TV (NY1/Time Warner): SCOTUS Rulings Speak Out On Miranda Rights, Minimum Stays

By Geoff Bennett

 

In the case Salinas v. Texas, a sharply divided court ruled 5-4 that silence can and will be held against you if you remain silent before police read your Miranda rights.

 

The decision stems from a 1992 Texas double murder in which the suspect voluntarily answered police questions for almost an hour, but stopped talking when police asked about shotgun shells found at the crime scene.

 

Prosecutors used that silence as evidence of guilt and the suspect was convicted.

 

Justice Samuel Alito, writing for the majority, said the Fifth Amendment claim against self-incrimination failed because the suspect failed to invoke it.

 

In his dissent, Alito wrote, “It has long been settled that the privilege ‘generally is not self-executing’ and that a witness who desires its protection ‘must claim it.'”

 

But legal experts say what constitutes a claim is unclear.

 

“I think there’s some question about how this would play out in real life.
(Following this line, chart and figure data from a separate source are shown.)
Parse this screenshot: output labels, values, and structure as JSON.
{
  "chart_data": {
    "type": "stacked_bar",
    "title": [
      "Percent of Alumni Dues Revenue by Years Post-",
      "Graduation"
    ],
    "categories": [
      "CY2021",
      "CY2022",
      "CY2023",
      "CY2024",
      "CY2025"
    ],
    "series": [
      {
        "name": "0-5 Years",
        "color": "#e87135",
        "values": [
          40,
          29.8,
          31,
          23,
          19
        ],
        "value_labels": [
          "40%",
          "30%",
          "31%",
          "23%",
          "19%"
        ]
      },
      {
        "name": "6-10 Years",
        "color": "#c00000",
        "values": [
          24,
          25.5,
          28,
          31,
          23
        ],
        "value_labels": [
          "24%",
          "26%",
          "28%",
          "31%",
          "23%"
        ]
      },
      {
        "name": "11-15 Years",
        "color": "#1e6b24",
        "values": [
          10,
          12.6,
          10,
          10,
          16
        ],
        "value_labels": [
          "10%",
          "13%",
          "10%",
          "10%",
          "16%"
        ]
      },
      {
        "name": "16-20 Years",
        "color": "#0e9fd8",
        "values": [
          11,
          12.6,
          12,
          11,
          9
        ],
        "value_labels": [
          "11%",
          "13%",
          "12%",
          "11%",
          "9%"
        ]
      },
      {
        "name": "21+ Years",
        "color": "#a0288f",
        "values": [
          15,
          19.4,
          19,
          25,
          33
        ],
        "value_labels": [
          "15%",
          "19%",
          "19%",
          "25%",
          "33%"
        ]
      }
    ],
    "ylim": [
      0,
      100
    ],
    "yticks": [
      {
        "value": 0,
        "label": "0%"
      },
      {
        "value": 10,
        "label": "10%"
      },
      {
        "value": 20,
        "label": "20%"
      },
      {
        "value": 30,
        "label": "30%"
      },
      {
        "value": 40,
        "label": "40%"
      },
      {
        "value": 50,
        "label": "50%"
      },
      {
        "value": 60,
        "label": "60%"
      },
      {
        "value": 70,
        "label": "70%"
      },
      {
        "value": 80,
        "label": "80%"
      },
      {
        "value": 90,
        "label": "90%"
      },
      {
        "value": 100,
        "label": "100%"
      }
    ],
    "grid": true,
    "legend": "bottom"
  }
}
Do you have to say the words, ‘I invoke the Fifth Amendment right against self incrimination?'” said Constitutional Accountability Center Chief Counsel Elizabeth Wydra.

 

In another case, Alleyne v. the United States, the court ruled 5-4 that judges cannot issue findings that raise mandatory minimum sentences. That’s for a jury to decide.

 

In that case, the justices overturned the sentencing of a suspect convicted of robbery and firearm possession, after the judge raised the minimum sentence by two years.

 

Justice Clarence Thomas joined the court’s four liberals and wrote the majority opinion.

 

“This is a really surprising case that Justice Thomas would side with the liberals. I have a hard time thinking of another time that we’ve seen a case like that,” said American University Law Professor Jon Gould.